Тихая застава
Шрифт:
– Сы-сы-сы, – выпростался из рванины, бывшей когда-то ртом, украшенной крупными крепкими зубами, скомканный звук, – сы-сы-сы…
Панков отер пальцами глаза.
– Товарищ капитан, он уже говорить не может, мучается, – к Панкову приблизился Дуров, страдальчески скривился лицом, хотя совсем недавно матерился…
– Он уже все равно не выживет – весь порван, сожжен, он умрет. Но перед смертью будет сильно мучиться. Самое гуманное теперь – помочь ему умереть…
Наверное, так оно действительно было бы лучше, но у Панкова не поднималась рука, чтобы застрелить своего, – пусть находящегося в таком состоянии, изуродованного огнем и болью, измятого донельзя, но все-таки своего человека, носившего такую же форму, как и капитан Панков.

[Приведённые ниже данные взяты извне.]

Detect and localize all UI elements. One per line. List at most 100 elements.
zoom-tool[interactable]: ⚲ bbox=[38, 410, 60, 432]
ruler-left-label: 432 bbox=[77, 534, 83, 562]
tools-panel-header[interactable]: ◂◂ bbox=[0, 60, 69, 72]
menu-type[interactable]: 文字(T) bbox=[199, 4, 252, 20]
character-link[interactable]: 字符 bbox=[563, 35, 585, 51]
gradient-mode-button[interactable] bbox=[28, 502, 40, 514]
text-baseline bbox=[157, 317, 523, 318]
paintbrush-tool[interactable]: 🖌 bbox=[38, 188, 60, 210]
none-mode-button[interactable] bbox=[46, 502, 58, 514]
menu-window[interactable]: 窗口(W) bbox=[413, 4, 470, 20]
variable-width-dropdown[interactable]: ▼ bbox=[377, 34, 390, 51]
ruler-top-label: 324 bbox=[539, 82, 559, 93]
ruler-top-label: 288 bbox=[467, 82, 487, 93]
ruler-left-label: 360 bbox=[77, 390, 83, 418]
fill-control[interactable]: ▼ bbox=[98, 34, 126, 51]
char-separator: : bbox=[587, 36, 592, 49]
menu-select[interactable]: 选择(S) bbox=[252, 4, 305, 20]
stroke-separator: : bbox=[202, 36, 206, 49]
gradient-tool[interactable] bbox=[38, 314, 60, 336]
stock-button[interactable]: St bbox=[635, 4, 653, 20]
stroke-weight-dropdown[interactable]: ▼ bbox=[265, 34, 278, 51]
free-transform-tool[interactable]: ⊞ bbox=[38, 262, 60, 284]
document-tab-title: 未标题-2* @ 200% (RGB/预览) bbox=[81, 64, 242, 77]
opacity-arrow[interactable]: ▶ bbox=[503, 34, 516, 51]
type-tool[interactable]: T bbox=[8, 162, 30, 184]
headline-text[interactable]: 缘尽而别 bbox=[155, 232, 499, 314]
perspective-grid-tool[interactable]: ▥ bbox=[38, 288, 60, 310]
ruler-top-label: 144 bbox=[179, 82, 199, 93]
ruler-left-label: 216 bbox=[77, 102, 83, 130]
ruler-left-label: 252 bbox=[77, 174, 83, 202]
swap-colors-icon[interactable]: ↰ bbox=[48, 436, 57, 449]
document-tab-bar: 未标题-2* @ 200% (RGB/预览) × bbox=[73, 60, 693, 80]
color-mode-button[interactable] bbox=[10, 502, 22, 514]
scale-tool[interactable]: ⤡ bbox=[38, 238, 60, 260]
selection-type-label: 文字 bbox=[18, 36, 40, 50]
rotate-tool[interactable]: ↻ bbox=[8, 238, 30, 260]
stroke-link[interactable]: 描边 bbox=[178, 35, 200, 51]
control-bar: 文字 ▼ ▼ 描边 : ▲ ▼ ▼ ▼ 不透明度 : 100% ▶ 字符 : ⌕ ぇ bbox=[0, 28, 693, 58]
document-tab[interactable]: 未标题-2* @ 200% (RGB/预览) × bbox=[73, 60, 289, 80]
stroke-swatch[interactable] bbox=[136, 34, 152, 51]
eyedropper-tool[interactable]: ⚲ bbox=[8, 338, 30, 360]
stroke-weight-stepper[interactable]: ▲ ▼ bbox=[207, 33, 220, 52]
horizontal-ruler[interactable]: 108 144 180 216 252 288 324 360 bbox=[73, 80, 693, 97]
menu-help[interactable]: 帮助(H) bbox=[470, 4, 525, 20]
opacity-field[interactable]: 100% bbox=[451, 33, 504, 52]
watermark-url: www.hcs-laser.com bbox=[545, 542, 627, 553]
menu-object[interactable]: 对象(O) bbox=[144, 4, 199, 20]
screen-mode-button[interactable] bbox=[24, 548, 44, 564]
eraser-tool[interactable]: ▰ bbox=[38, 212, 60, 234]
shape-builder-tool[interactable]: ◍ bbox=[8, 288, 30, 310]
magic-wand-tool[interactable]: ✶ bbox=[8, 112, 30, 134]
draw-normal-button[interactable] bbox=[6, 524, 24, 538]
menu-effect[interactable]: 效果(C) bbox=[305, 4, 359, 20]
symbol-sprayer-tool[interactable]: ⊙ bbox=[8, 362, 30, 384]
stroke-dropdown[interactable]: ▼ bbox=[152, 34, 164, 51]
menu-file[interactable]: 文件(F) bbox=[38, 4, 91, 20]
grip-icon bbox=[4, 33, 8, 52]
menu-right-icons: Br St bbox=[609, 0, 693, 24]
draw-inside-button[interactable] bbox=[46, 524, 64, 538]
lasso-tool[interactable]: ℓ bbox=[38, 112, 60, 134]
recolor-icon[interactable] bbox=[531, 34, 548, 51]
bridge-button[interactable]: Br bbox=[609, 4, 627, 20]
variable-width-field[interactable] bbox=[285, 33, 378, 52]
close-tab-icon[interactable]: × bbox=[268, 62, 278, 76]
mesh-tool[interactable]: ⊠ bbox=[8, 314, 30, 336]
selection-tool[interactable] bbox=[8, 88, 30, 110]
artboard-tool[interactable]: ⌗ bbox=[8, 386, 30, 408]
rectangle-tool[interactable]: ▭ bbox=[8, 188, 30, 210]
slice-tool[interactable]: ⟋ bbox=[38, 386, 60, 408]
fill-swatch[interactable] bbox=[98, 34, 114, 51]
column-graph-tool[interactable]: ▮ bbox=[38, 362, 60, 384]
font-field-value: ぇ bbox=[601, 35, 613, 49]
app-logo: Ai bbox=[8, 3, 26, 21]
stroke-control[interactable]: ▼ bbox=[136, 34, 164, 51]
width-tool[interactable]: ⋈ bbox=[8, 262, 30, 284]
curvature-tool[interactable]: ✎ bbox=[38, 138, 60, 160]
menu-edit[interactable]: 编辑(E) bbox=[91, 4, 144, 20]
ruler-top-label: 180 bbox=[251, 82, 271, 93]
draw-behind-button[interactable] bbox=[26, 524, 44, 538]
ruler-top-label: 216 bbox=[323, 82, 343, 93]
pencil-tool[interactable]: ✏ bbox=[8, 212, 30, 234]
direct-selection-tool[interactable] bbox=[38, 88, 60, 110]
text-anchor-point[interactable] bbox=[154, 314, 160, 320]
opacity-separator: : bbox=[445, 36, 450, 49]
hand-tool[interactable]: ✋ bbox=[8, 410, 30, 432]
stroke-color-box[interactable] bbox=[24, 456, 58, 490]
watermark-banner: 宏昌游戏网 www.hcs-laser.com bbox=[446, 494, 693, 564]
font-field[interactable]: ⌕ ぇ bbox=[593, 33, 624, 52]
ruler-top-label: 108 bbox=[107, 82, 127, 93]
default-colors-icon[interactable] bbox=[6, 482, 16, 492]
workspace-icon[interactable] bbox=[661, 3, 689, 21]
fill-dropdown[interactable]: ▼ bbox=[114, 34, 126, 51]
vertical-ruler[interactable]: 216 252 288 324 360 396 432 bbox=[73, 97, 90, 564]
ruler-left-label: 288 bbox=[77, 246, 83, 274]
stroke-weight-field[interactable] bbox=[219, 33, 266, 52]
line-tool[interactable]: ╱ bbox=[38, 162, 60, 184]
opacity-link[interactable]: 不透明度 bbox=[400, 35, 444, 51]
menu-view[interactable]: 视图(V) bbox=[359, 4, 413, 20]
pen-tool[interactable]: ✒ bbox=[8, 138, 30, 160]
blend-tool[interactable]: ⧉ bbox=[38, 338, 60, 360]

– Ты сможешь это, Дуров? – спросил капитан.
– Нет.
– И я… – капитан поморщился, тяжело вздохнул: а ведь сержант был прав…
– Сы-сы-сы-сы, – мучаясь, сипел, давился воздухом, проблесками сознания, болью, прапорщик, это был уже не человек, а страшный, укороченный, обугленный обрубок, изуродованный кусок мяса…
Панков невольно всхлипнул, отвернулся от Грицука. В груди у него само по себе, произвольно, прозвучало точно такое же сипение – «Сы-сы-сы-сы», перемежаемое скрипом, зажатым писком, – отер рукою лицо, ему показалось, что пальцы, да и не только пальцы, вся ладонь у него в крови, рука горячая, прикосновение к коже причинило боль, и он немо, почти про себя вскрикнул, точнее, промычал что-то очень короткое, невнятное.
– Сы-сы-сы, – просил его, умолял Грицук, просил застрелить, чтобы оборвать мученья, которые невозможно было описать словами, – сы-сы-сы… сы…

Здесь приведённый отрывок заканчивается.